加藤官房長官は7月11日、新型コロナワクチンの接種を公的に証明する「ワクチンパスポート」について、今月26日より各市町村の窓口で受付を開始すると述べました。

「ワクチンパスポート」については、ワクチンを打たない人への差別の声も懸念される中、国内での利用はなく「海外渡航用」に限定する方針です。

しかし、経済界からは飲食店や旅行などでの活用により、経済回復の後押しになるとして、国内での利用を求める声も出ており、今後の動向に注目が集まっています。

目次

  1. ワクチンパスポート受付開始、26日から
    1. 国内利用については検討続く

ワクチンパスポート受付開始、26日から

加藤官房長官は、ワクチンパスポートの申請について7月26日より各自治体で受付を開始すると発表しました。

正式名称は「新型コロナウイルスワクチン接種証明書」となる予定で、氏名や旅券番号、ワクチンの種類や接種日などを日本語と英語で記載します。

当面は国外での利用に限定し、日本への入国時で活用するかは今後検討されます。

希望者は申請書やパスポート、接種済み証などを市区町村に提示するか郵送し、国の「ワクチン接種記録システム(VRS)」で接種履歴を確認できれば、証明書が交付される予定です。

手数料は無料とする方向で、当面は偽造防止用紙に印刷された書面で交付するが、政府は電子申請や電子証明書の発行も検討しています。

ただし現在のところ、身体上や信教などの理由でワクチン接種を望まない人もいることから、使途を海外渡航用に限定する方針です。

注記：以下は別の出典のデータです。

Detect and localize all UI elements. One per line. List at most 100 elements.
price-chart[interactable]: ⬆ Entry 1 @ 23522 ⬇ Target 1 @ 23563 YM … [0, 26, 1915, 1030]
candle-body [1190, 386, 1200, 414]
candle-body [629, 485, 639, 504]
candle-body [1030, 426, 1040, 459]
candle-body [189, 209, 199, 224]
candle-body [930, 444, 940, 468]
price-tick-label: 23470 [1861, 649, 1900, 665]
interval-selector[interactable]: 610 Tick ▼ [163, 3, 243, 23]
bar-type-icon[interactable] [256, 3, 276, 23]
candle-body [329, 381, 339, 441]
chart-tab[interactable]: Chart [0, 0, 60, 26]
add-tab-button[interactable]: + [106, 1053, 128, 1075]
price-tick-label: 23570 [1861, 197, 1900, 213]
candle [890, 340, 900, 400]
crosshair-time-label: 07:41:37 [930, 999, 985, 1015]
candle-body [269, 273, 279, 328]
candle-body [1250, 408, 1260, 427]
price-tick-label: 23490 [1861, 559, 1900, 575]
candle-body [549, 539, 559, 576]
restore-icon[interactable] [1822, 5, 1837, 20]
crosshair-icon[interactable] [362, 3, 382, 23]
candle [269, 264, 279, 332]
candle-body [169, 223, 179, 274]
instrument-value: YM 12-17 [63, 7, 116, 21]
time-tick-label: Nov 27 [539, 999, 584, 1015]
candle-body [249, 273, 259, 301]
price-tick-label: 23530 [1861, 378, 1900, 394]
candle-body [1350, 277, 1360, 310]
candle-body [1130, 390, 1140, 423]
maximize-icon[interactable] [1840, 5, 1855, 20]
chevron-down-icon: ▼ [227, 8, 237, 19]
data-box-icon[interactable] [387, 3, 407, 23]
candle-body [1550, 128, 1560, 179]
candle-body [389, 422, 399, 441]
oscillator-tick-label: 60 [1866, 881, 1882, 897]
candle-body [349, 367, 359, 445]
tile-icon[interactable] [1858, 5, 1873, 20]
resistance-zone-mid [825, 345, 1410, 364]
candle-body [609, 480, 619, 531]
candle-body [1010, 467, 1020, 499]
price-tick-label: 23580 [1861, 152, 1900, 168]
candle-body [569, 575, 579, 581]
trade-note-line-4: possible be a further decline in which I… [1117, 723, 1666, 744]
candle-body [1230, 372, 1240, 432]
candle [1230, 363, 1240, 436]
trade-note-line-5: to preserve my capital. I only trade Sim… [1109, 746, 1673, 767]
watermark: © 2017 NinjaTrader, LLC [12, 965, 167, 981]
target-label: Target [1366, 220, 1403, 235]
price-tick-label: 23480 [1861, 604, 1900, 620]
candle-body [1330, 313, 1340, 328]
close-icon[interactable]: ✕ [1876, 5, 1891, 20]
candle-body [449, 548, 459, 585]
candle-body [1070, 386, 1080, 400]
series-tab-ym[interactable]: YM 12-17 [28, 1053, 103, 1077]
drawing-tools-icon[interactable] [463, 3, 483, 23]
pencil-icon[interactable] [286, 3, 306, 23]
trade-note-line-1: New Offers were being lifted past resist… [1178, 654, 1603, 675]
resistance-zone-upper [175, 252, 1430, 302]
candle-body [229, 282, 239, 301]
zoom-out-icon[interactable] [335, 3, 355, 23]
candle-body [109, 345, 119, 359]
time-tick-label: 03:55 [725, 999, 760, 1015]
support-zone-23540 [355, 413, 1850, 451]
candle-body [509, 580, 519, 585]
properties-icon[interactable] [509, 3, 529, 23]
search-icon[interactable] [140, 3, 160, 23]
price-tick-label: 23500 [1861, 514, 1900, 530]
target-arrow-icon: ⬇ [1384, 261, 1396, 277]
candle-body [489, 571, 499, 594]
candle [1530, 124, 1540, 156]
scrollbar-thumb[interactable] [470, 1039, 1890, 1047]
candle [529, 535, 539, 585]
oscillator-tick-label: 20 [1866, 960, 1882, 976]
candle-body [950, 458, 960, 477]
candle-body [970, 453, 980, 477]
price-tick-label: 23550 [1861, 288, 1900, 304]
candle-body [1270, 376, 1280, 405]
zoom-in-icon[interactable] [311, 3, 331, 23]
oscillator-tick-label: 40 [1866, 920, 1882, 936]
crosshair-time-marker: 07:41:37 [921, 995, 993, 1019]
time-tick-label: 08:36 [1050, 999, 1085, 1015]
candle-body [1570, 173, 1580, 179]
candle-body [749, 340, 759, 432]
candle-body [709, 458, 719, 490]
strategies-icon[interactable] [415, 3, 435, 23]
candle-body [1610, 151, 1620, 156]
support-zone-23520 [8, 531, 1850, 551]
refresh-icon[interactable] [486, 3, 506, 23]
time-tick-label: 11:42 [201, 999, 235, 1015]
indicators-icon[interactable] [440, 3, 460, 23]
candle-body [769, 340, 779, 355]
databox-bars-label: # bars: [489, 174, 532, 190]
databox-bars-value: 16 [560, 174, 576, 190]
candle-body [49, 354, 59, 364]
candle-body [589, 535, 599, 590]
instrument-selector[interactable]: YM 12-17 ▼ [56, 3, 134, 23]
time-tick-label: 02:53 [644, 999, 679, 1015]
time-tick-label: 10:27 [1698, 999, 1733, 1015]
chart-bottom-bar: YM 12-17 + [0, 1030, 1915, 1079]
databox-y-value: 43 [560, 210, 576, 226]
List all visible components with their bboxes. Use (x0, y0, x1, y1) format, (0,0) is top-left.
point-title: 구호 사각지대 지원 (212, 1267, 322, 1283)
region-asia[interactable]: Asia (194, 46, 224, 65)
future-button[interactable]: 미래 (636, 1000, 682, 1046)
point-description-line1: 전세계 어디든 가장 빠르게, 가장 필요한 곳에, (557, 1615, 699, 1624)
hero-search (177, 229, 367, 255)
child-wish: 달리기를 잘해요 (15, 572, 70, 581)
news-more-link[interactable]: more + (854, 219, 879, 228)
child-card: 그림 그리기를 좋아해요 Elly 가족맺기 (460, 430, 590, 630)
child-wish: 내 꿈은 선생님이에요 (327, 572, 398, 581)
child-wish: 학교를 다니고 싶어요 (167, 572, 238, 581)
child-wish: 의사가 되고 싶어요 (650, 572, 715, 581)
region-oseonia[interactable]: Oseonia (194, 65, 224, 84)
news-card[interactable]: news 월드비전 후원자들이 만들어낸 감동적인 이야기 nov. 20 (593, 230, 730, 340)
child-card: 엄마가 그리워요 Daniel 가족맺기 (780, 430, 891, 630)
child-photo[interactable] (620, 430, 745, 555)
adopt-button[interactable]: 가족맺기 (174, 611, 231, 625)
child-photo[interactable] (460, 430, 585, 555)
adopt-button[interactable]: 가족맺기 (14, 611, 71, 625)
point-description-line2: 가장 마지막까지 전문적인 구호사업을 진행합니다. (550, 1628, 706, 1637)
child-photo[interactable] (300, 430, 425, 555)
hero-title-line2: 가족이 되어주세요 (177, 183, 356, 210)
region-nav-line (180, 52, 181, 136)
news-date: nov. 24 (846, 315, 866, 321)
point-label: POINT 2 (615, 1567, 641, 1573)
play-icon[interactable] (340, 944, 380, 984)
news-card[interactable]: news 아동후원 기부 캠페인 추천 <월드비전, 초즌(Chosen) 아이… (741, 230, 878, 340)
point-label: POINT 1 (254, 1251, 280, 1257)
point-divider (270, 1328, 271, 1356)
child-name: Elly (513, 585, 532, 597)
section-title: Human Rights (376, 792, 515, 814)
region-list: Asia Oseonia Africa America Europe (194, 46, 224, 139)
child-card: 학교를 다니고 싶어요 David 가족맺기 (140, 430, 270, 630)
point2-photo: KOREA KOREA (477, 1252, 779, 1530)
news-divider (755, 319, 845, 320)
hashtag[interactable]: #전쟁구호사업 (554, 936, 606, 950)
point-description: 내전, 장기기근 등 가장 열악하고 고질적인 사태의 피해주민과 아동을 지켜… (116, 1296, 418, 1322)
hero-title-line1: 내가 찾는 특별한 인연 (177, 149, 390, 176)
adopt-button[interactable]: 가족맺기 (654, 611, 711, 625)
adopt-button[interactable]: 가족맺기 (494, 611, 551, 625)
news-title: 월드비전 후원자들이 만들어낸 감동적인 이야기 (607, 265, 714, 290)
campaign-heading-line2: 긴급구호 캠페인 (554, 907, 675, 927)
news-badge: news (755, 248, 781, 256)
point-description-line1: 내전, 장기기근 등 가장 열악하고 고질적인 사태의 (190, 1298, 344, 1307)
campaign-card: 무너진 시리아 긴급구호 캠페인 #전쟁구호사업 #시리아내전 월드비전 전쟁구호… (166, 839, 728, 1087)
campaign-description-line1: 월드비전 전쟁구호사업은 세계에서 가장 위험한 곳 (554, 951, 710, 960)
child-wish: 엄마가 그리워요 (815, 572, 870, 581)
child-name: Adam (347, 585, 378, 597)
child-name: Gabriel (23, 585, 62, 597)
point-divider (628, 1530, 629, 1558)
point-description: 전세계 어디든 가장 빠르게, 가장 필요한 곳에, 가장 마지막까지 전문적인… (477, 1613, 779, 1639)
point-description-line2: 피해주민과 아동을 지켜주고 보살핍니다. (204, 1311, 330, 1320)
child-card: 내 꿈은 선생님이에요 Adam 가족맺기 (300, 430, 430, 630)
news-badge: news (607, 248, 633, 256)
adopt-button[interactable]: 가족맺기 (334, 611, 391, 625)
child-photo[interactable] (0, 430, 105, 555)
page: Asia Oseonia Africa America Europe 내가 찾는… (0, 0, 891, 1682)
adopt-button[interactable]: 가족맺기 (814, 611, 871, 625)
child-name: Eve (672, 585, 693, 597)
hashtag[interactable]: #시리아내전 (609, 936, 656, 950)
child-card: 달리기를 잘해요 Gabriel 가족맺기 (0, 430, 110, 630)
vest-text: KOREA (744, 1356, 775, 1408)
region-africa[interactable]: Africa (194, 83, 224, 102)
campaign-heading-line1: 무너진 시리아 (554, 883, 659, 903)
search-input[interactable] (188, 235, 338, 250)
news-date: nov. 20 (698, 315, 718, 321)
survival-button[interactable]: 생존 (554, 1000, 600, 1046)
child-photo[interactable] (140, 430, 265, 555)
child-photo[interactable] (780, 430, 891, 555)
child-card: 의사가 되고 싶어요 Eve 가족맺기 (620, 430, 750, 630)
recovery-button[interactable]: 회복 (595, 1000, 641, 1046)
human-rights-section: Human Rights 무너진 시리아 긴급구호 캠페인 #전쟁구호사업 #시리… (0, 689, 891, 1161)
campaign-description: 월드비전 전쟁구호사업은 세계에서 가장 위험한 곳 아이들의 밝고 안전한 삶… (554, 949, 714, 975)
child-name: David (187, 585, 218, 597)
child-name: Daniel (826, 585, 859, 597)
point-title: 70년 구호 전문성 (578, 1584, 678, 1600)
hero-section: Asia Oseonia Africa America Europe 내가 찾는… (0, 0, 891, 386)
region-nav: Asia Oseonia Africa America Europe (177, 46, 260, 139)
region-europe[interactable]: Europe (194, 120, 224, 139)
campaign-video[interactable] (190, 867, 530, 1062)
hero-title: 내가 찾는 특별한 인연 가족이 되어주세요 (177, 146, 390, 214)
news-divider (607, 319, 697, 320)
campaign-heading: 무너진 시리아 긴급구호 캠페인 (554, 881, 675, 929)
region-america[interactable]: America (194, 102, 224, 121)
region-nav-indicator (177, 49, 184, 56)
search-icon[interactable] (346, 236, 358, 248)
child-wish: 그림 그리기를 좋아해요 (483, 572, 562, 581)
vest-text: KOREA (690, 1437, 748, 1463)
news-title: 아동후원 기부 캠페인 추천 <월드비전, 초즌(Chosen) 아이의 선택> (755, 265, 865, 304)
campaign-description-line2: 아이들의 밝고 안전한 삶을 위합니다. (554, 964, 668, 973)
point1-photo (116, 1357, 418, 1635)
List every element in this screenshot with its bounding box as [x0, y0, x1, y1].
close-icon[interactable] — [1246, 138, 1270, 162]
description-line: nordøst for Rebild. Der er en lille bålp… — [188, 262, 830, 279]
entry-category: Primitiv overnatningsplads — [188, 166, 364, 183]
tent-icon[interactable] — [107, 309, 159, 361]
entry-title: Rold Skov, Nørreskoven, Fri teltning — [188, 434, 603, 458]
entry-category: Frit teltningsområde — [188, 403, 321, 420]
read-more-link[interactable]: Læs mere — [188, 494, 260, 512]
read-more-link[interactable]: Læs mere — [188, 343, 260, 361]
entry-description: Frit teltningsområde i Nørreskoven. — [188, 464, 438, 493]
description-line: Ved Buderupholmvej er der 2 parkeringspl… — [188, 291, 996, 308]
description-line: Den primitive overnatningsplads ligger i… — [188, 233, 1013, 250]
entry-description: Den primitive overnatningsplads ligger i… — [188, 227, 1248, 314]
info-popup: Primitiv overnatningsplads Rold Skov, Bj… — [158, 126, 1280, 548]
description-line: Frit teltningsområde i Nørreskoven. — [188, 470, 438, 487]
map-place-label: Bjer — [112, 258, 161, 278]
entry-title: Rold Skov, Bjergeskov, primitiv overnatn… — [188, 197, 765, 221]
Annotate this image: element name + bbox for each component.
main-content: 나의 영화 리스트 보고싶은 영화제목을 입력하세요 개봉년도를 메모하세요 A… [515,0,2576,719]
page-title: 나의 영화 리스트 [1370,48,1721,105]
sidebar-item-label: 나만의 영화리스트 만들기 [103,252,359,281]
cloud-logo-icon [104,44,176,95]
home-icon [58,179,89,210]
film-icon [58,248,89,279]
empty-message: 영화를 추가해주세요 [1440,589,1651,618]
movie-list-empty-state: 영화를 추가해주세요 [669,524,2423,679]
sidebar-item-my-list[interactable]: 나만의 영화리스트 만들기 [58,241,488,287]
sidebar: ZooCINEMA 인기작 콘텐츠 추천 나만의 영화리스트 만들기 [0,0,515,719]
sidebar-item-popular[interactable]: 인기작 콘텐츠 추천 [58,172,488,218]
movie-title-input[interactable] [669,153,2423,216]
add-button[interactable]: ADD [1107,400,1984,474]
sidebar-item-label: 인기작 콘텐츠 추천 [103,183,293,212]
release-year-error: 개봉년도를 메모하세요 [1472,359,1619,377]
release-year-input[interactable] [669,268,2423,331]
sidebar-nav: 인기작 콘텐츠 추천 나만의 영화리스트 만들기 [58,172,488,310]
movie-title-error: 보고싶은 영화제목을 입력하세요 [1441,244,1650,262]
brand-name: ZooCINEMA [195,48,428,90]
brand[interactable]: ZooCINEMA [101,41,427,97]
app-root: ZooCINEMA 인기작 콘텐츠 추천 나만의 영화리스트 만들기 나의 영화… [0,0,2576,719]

ワクチンパスポートについては、すでにヨーロッパ等世界で導入が進められており、円滑な国際往来に一歩近づいたと考えられます。

国内利用については検討続く

一方、「ワクチンパスポート」の国内利用については、現在のところ「接種者との差別を助長する」という観点から利用は想定されていません。

しかし飲食店や旅行業界からは経済活性化のための一歩として活用を検討する声がでています。

政府は、こうした声を踏まえワクチンパスポートの国内の商業施設などでの利用を想定したガイドラインの作成を検討しています。

証明書の提示によって、料金の割引など利益につながる利用は容認する一方、ワクチンを接種していない人の入場を拒否するなど、差別や不利益につながる利用は避けるよう呼びかけることにする方針です。

経団連も、6月24日ワクチンパスポートの国内利用に関して提言を発表し、各種割引・特典の付与、国内移動・ツアーでの活用、優先入場、活動制限の緩和などを活用の方針としてあげています。

海外から日本への入国時での活用は未だ検討されていませんが、国際往来再開、経済復興に向けて着実に準備が進められていると考えられます。